Este é o último post sobre o Bacalhau à Zé do Pipo. Falemos então do puré de batata. Ao cozer as batatas também está a proceder à gelatinização do amido da batata. Mas o que se calhar não sabia é que o sabor da batata, apesar de discreto, resulta da presença de um elevado número de compostos químicos que têm nomes tão estranhos como 2,3-dimetil-5-etilpirazina ou 4-hidroxi-2,5-dimetil-3(2H)-furanona. Muito mais se poderia dizer, mas fiquemos por aqui porque temos que falar da maionese.

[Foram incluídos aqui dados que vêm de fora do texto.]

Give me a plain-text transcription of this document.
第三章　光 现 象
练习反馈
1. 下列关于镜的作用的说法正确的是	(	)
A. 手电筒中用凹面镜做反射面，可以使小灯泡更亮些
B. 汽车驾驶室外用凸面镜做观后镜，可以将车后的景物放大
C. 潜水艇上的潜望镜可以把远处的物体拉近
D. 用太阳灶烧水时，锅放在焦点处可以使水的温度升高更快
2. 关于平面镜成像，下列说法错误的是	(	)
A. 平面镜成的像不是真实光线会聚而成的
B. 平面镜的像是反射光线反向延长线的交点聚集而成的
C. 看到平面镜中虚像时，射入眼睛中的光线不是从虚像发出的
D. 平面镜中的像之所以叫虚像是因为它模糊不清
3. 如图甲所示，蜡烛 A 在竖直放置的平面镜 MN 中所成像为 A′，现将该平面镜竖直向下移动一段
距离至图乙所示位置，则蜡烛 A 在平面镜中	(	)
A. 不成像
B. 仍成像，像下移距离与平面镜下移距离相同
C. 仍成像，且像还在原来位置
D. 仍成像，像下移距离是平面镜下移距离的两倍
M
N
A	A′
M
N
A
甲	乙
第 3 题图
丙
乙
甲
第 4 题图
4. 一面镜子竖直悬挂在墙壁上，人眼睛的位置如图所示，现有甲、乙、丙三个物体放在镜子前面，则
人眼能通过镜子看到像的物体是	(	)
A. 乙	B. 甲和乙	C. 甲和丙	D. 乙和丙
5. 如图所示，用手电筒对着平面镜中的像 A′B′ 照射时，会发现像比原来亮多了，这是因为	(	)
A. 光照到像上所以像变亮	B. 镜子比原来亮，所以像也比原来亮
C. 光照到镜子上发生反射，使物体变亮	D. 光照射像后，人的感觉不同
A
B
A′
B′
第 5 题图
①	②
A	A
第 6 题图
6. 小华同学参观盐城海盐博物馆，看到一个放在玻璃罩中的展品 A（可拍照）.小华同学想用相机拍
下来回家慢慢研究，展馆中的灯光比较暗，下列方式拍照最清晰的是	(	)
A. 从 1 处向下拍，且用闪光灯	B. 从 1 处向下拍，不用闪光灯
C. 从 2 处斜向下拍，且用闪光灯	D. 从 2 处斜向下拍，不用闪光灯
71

Fazer maionese é preparar uma emulsão. Sabemos bem que o azeite e
a água não se dão. Nem bem, nem mal; não se dão mesmo. Basta adicionar um pouco
de azeite a água e, mesmo mexendo a mistura muito bem, passado pouco tempo lá
vai cada um deles para o seu lado: o azeite em cima (uma vez que é menos denso)
e água em baixo. Diz-se que a mistura se separa em duas fases. E nada os
convence a estabelecerem uma relação amigável. Bom, nada não é a palavra certa,
como iremos ver…
De uma maneira muito simplificada, podemos dizer que há
substâncias que gostam da água e outras não. Esta “atitude” tem a ver com as
características das suas moléculas: se têm carga eléctrica distribuída de forma
assimétrica, com certas zonas positivas e outras negativas (polaridade), a água
é para elas uma atracção. Se tal não acontece, as moléculas são apolares e nada
na água as atrai. E é isso que se passa com o azeite e a água; são constituídos
por moléculas com características diferentes, que não se ligam umas com as
outras.
Mas, se vez de água se usar
uma gema e um pouco de vinagre, produtos com bastante água (a gema tem cerca de
50% e o vinagre é quase só água), e mexermos energicamente a mistura, tudo se
resolve. Acabamos com um preparado macio e espesso. Tudo isto porque na gema
existem moléculas com duas zonas bem definidas: uma polar e outra apolar, ou
seja, uma que se liga facilmente à água (hidrofílica) e a outra ao azeite
(hidrofóbica), formando assim uma ponte entre substâncias imiscíveis, ou seja,
que não se misturam. Essas moléculas são um fosfolípido (a lecitina) e algumas proteínas
e dá-se-lhes o nome de emulsionantes e ao sistema obtido, uma emulsão. Para dar
estabilidade a esta ligação é necessário que as gotículas sejam muitas e muito
pequenas. Só assim elas, com o emulsionante a rodeá-las, ficam seguras e
imobilizadas.
Ao aquecer a maionese no forno, e se esta tiver sido feita com as
proporções correctas, as proteínas do ovo vão ligar-se entre si e formar uma
rede, obtendo-se um gel que retêm a emulsão de gordura, ficando a maionese com
uma textura diferente e muito agradável.
A batata e a maionese vão também ficar douradinhas, o que vai
originar um sabor e aroma muito agradáveis. Isso é o resultado de uma série de
reacções químicas complexas, as reacções de caramelização dos açúcares e as
reacções de Maillard, que a temperaturas elevadas se dão entre os açúcares e os
aminoácidos das proteínas da batata e maionese. Destas reacções resultam
moléculas que, além da cor, dão também um sabor agradável.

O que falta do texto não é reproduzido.